The thing is, these three individuals aren't cynical agents of hasbara.  They're all decent people who have built an irrational emotional bond with Israel.  And they've so "othered" people who don't adhere to this conflation of Israel with Jewishness that they can't bring themselves to accurately perceive when Israel goes off the rails.  I don't watch Jimmy Dore regularly anymore, but occasionally YouTube will put something on my side-bar from him and I'll check it out.  This story about a Jewish woman in Montreal yelling at another woman who was flying a Palestinian flag from her car is the same sort of stuff I've been talking about here.  This woman obviously believes in the ridiculous lies about Hamas fighters taking time out, while Israeli tanks and helicopter gunships are firing at them, to gang-rape a Jewish woman and then play soccer with her body parts.  Her belief in this garbage caused her to become so enraged at the sight of a Palestinian flag that she yells at the woman (whose children were in the car with her) that she'd like to see her raped and killed in front of her children, since, by flying that flag, she obviously celebrated that [fake] atrocity.  This level of derangement is the opposite of cynicism.  People like her have wholly embraced the one-sided world-view of a "team" and their team can do no wrong and will brook no criticism.


This sort of disgusting tribalism isn't inevitable.  I've personally met many Jews here in Toronto who are actively opposed to Israel's behaviour over the past decades.  In the USA perhaps one-quarter of young Jewish people don't see Israel as important to them.  Just as there are Canadians who take it as a personal affront if Canada is criticized, and who are enraged by First Nations protesters, Quebec separatists, or opposition to our occupation of Afghanistan, while other Canadians think that actions that deserve criticism SHOULD be criticized.

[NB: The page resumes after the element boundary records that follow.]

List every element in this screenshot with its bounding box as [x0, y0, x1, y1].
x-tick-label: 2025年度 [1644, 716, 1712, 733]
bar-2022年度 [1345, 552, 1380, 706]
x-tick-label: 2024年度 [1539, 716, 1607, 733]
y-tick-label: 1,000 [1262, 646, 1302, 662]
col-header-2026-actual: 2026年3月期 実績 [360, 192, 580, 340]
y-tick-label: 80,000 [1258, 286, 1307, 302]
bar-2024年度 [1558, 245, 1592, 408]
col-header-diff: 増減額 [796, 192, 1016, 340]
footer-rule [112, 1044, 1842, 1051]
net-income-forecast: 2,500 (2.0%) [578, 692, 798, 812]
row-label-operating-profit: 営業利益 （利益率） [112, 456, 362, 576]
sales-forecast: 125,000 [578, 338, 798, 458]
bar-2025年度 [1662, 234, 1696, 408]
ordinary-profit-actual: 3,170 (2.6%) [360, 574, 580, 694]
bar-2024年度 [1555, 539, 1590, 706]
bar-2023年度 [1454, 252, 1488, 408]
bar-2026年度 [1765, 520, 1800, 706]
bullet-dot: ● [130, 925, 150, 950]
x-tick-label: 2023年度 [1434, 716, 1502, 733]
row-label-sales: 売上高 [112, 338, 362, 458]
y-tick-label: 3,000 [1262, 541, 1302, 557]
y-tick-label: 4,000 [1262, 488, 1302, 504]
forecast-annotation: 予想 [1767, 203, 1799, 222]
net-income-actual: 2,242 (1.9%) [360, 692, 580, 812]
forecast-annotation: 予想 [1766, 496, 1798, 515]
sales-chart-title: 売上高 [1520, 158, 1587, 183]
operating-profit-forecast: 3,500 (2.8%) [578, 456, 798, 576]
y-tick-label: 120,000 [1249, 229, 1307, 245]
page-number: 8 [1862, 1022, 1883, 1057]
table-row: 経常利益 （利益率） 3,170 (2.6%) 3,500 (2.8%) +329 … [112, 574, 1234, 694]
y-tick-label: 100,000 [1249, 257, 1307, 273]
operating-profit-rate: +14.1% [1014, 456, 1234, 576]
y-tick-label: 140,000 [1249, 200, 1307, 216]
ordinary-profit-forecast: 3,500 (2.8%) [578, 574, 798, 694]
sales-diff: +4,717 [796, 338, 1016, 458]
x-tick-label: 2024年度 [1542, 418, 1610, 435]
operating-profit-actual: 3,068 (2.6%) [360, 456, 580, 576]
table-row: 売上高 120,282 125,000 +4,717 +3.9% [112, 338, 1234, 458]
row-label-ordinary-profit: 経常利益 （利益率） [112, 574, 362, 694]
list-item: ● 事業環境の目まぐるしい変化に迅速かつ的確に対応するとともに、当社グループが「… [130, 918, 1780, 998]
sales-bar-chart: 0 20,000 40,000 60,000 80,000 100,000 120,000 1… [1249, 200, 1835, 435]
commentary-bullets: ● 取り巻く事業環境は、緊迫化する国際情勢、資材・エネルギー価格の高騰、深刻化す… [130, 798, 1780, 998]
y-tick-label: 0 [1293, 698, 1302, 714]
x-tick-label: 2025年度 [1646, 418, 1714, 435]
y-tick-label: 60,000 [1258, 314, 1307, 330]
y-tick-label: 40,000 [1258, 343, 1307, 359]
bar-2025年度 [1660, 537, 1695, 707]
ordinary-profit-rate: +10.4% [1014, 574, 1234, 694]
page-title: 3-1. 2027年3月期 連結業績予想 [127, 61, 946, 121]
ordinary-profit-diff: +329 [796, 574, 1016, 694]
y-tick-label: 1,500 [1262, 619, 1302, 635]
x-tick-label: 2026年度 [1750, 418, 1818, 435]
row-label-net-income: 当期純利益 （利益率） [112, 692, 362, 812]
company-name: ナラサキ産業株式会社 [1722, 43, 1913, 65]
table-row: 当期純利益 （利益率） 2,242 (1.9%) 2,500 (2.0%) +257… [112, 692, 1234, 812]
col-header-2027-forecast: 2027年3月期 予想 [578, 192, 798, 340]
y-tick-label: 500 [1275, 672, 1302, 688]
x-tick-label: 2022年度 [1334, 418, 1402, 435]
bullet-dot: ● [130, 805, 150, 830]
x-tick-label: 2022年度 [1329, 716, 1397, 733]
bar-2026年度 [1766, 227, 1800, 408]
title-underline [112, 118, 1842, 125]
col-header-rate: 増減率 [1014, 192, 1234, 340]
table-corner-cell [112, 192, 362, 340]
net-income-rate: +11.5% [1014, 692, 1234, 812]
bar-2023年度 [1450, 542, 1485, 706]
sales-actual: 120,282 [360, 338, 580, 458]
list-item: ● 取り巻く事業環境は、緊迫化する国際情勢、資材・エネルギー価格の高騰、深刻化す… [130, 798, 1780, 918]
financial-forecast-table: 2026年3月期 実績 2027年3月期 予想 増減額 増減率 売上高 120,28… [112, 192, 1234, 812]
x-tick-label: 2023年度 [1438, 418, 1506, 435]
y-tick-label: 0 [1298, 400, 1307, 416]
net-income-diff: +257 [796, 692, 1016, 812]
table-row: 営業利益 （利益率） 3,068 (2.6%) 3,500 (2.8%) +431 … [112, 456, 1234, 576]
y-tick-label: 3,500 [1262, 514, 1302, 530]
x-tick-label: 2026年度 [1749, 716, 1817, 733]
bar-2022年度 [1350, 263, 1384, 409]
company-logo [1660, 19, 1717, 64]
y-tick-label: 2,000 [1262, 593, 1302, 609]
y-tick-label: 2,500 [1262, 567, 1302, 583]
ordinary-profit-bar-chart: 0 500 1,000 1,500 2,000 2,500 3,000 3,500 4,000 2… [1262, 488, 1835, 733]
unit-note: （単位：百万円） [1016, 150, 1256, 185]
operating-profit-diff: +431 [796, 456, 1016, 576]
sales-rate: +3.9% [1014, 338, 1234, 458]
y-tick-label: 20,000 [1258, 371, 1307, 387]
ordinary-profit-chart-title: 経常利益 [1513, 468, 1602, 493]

We are all at risk of embracing this self-interested, self-righteous, self-pitying, persecution complex, hypocritical view of the world.  Perhaps our "team" is just ourselves as individuals.  Or it's our family or friends.  Or our city or sports team or our nation.  And, depending on what we perceive to get out of this alignment, and how we see opposition to it as detrimental to our self-interest, we can become quite violently defensive.  Do you think refugees and immigrants threaten you economically?  Do you rely on the oppression of minorities to build yourself up?  Do you rely on the theft of Palestinian land and their exploitation for your own prosperity?  Are you a greedy, selfish fuck-face who puts your own material prosperity above humanity?  The more of an asshole you are, the more people will hate you and the more you will hate them.

4 comments:

Dan said...

This reminds me of the "My country, love it or leave it" and "My country, right or wrong" stuff that was prominent in the US even after the revelations of My Lai. We also need to remember that conflict does not necessarily have a white and a black hat, and that collateral damage ought not be part of the equation.

thwap said...

Dan,

Right. Tribalism. The sort of people in the USA who thought that Lt. Calley should have got a medal for My Lai. The sort who think about the horrible trauma that the Vietnamese inflicted on the USA.

There are people like that in every society. But it is societies that reward and enable sickness like that on a mass scale, ... like Israel, enabled by the USA, which is itself ruled by a psychopathic oligarchy in charge of a sick system, where we see how horrible it can get.

Sometimes it seems like only some sort of massive defeat can bring such societies to their senses.

zoombats said...

Hi Thwap. You might appreciate today's (Sunday) Guardian global edition's opinion piece by Kenon Malik on critics of Israel being labelled as "unjews" as well as antisemites. Interesting historic account of how controversial the criticism has been and still is most especially in present day Germany.

thwap said...

zoombats,

I read the piece (after you made me aware of it). I think I'll make a post in response to it tomorrow. (At least I'll start it. And the world will just have to wait!)